Getting the right slipped vertebrae lower back treatment can be a challenge, and you may have to use trial and error to find the right one(s). Nonsurgical spondylolisthesis treatment options can include:

  • Rest – You may have to stop doing sports and other activities so that the back feels better.
  • Injections – Your doctor might recommend an injection of different steroid medicines right in the affected area.
  • Medication – Over-the-counter NSAIDs (Nonsteroidal anti-inflammatory drugs) like naproxen (Aleve) or ibuprofen (Motrin) can help bring relief. If they don’t work, you may be prescribed something stronger.
  • Bracing – A brace could stabilize the spine. This limits movement so that the cracks and fractures heal. However, braces can’t be used by adults.
  • Physical therapy – Your physical therapist may give you some exercises for slipped vertebrae. They focus on strengthening the back and belly. You may need to perform these slipped vertebrae exercises each day to relieve the pain. However, it could take a couple of weeks to see results.

Is Surgery Needed?

If you’ve tried all the other spondylolisthesis treatment options and nothing has worked (or they quit working), you might need surgery. It might also be necessary if the pain is severe. Surgery can help:

  • Restore function
  • Stabilize the spine where the vertebrae have slipped
  • Pain relief for the irritated nerves

Spondylolisthesis surgery requires spinal decompression. During this procedure, the surgeon removes discs and bone from your spine. That way, the nerves have more space, and the pain is relieved.

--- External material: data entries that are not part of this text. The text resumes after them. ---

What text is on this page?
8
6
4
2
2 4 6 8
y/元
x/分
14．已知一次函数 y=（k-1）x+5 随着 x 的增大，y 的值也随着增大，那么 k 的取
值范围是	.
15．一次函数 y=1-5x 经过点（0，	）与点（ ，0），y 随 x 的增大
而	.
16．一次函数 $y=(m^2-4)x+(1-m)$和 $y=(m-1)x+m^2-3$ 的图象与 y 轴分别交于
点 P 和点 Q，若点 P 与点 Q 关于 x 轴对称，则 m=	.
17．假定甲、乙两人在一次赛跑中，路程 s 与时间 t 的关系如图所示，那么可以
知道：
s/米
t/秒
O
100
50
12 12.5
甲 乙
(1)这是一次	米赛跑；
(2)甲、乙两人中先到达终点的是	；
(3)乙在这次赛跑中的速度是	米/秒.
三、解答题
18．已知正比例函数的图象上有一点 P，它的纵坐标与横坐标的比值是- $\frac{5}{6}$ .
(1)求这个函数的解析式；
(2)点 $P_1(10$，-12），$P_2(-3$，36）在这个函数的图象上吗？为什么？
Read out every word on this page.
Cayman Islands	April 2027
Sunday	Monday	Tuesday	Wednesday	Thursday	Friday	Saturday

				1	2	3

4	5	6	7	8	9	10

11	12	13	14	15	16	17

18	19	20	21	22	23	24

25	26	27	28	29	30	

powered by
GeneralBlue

Generally, decompression therapy isn’t done alone. Fusion is often the next step. When that happens, the surgeon connects the two vertebrae together and fuses them. They heal and form into a single bone. This eliminates any movement from those two vertebrae. Most people have limited flexibility because of that.

There is another option, though. The TOPS implant can be used after decompression therapy. Instead of fusing the vertebrae together, a motion-preserving implant device is used. You can often walk around the next day and still have movement within the spine.


There are plenty of slipped vertebrae treatment options, and they work well for most people. It might be time to consider spondylolisthesis surgery if you find that exercises for slipped vertebrae don’t reduce your slipped vertebrae lower back symptoms. With decompression therapy and the TOPS implant, you could restore your quality of life.